There’s an old saying in baseball, chicks dig the long ball, which means simply: home runs put asses in the seats and digits in your burner. Perhaps it’s because few singular moments in sports are as captivating or as awe inspiring as a colossal home run or maybe it’s simply the show of force, but for whatever reason, kids who can hit a ball a long way get baseball nerds excited.
The football equivalent to this is a striker. There’s just something about a well struck goal that makes you say god damn, something that the most nimble of dribbles or perfectly executed slide tackles just can’t elicit. So, when a teenager starts tearing up the youth ranks, collecting goals like so many Pokemon cards, people get excited. Like, wildly, stupidly and irrationally excited. Score ten goals for the primavera? Great, you’re the new Zlatan and your clubs conquering hero.
For Roma in the 21st century, that was Stefano Okaka Motherfucking Chuka. A rare Italian-Nigerian hybrid who would usher in a new era of dominance at the Olimpico. A tall, strong and agile focal point for Roma’s attack, someone who could, to the extent possible, make use of all of Francesco Totti’s fanciful touches.
And for a while there, it seemed like destiny. Okaka made his club debut at all of 16-years-old in September of 2005 against Aris in the UEFA Cup, making him the youngest Italian debutant in a continental competition. Okaka would grab his first Roma goal three months later in the Coppa Italia before making his Serie A debut a week before Christmas 2005.
After such an auspicious debut, the stage seemed set. Okaka started the 2006-2007 season with the senior club and grabbed his first league goal in September against Siena. Little did we know that would be one of only two Serie A goals for Roma (both against Siena ironically)...
What Went Wrong?
Great question. I have no idea. Okaka had all the measurables one craves in a modern striker—tall, lean, fast and strong—yet after that relatively impressive debut as a teenager, he sort of just disappeared. In order to get Okaka steady minutes he was sent on a series of loans starting in the 2007-2008 season, bouncing from Modena to Brescia to Fulham to Bari to Parma, getting more frequent flier miles than goals.
And that’s really the long and short of it, Okaka had more employers than clear cut chances. While his development started off well enough—7 goals in 33 appearances for Modena—he never again topped that figure, scoring six league goals total over the next three seasons.
Career’s like Okaka’s are always hard to analyze.
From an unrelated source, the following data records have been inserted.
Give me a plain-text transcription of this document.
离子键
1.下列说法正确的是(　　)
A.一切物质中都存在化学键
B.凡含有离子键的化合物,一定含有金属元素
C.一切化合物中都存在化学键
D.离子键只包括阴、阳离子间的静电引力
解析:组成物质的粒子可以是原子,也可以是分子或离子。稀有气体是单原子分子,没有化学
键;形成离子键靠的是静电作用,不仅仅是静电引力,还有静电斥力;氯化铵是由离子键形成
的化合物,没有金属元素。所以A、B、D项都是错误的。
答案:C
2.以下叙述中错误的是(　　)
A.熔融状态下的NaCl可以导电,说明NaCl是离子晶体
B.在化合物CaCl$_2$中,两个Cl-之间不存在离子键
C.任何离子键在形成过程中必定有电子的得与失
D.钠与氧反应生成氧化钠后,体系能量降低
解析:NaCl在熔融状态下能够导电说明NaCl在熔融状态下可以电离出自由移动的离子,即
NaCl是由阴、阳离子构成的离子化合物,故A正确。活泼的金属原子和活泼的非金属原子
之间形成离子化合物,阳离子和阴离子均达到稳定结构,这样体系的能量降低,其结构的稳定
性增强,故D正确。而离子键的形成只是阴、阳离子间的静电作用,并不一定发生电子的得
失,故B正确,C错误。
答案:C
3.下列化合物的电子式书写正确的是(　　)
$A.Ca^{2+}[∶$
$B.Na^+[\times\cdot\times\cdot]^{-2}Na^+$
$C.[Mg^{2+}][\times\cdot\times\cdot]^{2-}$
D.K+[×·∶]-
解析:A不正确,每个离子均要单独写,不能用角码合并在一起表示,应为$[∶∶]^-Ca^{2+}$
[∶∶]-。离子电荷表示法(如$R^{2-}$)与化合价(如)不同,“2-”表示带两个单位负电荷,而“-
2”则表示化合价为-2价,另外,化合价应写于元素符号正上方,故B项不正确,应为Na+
Who is really at fault here? Could Roma have handled his post-Modena loans a bit better? Yeah, probably, but at some point talent wins out; if he really was Drobga-esque, that would have come through eventually, regardless of what shirt he was wearing, so it’s hard to pin all of the blame on the parent club; Okaka was just exposed for what he is, a decent enough part time player.
Where is He Now?
After finding a niche of sorts with Sampdoria—nine league goals in 45 appearances—Okaka broke through in a big way for Anderlecht last season, bagging 15 goals in 37 appearances in the Belgian League. I don’t know enough about the Belgian league to explain why that didn’t garner him a new deal, but Okaka has once again landed in the Premiership, plying his trade for Walter Mazzarri at Watford, for whom he has two goals in nine league appearances.
Believe it or not, Okaka is still just 27-years-old, and if his past is any indication, he’ll have several more stops before ultimately hanging up the boots. So when all's said and done, Okaka will likely be looking back on a 15+ year top-flight professional career, and while it wasn’t the one he probably envisioned, it’s still a hell of a run.